A mental disorder that affects the way your brain functions – This is ADHD. It is a psychiatric disorder that is prevalent amongst babies and children. When it is seen in adults, late onset ADHD functions differently. A lot of people think that you must exhibit symptoms in childhood if you are experiencing ADHD in adulthood. This is not necessarily true; many people suffer from late onset ADHD when their childhood brain was completely unaffected. It is often assumed that the two automatically have a correlation, but sometimes this isn’t the case. As a study published by JAMA Psychiatry in July of 2016 shows, late onset is actually the most common form of ADHD, even including those cases seen in children.
A current study from this year published in Medicine & Science in Sports & Exercise reveals that a simple 20-min period of exercise can significantly improve the symptoms for those who are experiencing late onset ADHD. This boost received from the exercise can significantly jump start motivation to complete tasks, provide much needed energy, and diminish most harmful negative emotions.

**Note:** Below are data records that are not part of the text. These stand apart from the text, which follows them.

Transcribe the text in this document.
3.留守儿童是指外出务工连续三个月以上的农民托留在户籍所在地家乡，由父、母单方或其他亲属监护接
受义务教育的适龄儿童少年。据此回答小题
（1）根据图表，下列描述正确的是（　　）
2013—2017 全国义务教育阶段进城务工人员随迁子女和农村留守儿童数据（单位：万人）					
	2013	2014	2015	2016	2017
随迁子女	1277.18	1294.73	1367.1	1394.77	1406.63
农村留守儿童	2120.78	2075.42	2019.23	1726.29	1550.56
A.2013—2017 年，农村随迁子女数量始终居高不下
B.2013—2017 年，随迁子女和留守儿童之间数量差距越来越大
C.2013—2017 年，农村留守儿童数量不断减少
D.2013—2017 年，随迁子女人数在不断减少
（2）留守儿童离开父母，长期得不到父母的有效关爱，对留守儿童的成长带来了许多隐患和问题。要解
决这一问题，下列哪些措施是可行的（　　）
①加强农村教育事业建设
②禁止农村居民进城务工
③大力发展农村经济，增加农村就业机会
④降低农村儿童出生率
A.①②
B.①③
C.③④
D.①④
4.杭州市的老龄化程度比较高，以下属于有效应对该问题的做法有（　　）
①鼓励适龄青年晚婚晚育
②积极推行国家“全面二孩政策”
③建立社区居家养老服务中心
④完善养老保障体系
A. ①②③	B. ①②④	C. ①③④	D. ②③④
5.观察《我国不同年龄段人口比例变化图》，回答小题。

Developing a new hobby can also provide some improvement with ADHD symptoms. Completely immersing yourself into something new can prove to be a great distraction and a way to allow yourself to focus on one thing at a time.
Reach Out to Someone
If you feel that the symptoms have become unmanageable for daily living, don’t be afraid to seek help. Therapy can often have a stigma attached to it, and it is not the solution for everyone, but each situation varies. If your finances do not allow you to see a conventional therapist, look into schools. These teaching schools allow their students to provide services for discounted rates, or even for free. If you do not wish to see a therapist, try asking for help from your family and friends. Your loved ones are often your biggest support systems and can help your situation if you open up to them. The importance of realizing you are not alone should be emphasized.

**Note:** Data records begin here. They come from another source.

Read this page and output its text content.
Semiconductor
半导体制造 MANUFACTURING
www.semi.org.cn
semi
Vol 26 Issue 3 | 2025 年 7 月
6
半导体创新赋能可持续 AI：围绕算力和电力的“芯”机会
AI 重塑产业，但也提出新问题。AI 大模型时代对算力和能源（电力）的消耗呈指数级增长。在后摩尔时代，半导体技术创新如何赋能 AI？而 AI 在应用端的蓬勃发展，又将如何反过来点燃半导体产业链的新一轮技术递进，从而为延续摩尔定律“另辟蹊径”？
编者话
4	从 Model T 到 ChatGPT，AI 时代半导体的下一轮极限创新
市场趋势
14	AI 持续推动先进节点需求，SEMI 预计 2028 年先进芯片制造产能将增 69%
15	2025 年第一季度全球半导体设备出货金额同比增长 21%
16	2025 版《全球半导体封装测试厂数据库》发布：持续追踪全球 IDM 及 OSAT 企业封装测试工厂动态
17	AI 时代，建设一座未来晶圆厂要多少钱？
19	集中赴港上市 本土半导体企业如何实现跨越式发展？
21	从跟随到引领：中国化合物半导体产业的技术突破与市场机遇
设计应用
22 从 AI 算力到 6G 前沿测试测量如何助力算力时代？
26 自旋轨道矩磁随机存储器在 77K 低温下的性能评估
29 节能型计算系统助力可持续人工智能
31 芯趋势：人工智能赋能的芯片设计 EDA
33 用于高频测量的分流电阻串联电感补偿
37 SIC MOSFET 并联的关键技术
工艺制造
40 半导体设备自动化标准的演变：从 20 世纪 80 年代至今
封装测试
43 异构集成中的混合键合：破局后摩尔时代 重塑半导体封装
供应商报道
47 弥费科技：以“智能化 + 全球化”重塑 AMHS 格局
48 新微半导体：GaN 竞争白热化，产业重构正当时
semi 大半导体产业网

The internet is a great tool for connecting you with resources, or even like minded individuals. Talking with people who share your struggle can be very beneficial to learning how to cope with your late onset ADHD. From daily challenges to tips on dealing with symptoms, a quick internet search will allow you to access several forums and chat rooms dedicated to the topic. The more education you have on the disorder, the more equipped you will be to make a change in your own life.
Think Outside the Box
Seek out new ways to stay organized. If lists and timelines aren’t your style, try out some alternative ways to make sure that you are not forgetting important tasks throughout the day. Determine which of your senses is most dominant. Are you a visual learner? Do you prefer to take instructions verbally? Once you figure out what method your brain responds best to, you will be able to cater to your strengths.

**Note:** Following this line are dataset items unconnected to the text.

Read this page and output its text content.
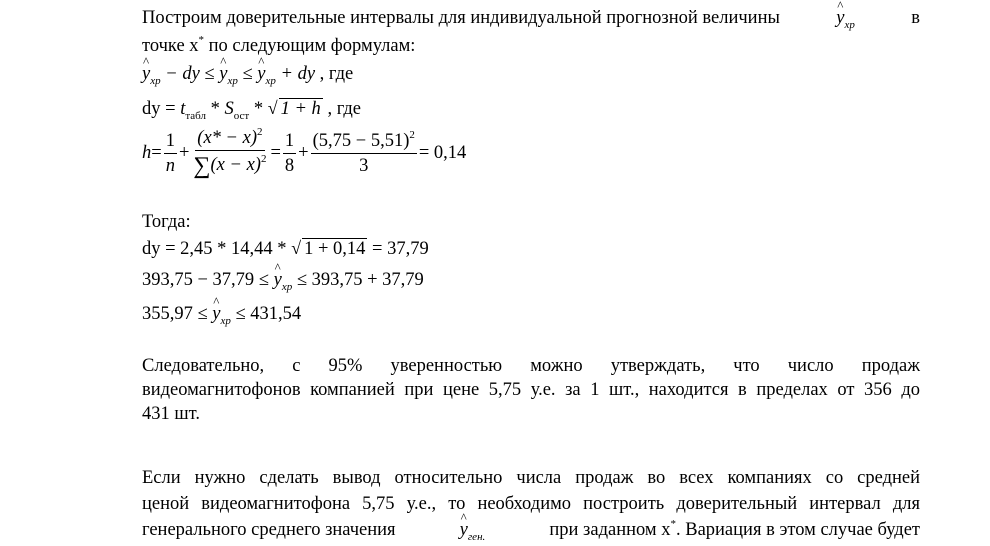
Построим доверительные интервалы для индивидуальной прогнозной величины	^ $y_{xp}$	в
точке х* по следующим формулам:
^ $y_{xp}$ − dy ≤ ^ $y_{xp}$ ≤ ^ $y_{xp}$ + dy , где
dy = $t_{табл} * S_{ост}$ * √ 1 + h , где
$h = \frac{1}{n} + \frac{(x* - x)^2}{\sum(x - x)^2} = \frac{1}{8} + \frac{(5,75 - 5,51)^2}{3} = 0,14$
Тогда:
dy = 2,45 * 14,44 * √ 1 + 0,14 = 37,79
393,75 − 37,79 ≤ ^ $y_{xp} \le 393,75 + 37,79$
355,97 ≤ ^ $y_{xp} \le 431,54$
Следовательно, с 95% уверенностью можно утверждать, что число продаж
видеомагнитофонов компанией при цене 5,75 у.е. за 1 шт., находится в пределах от 356 до
431 шт.
Если нужно сделать вывод относительно числа продаж во всех компаниях со средней
ценой видеомагнитофона 5,75 у.е., то необходимо построить доверительный интервал для
генерального среднего значения	^ $y_{ген.}$	при заданном х*. Вариация в этом случае будет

Technology is a dominant force in the current times, and you will be likely to find several apps that are geared towards self help and organization. With ADHD, it is important to plan not only in the moment, but also far ahead of time. By doing this, you will allow your brain much more time to prepare for the event or activity. You are your own greatest tool in the journey of balancing your life while dealing with late onset ADHD. Be kind to yourself and inspire others around you to do the same!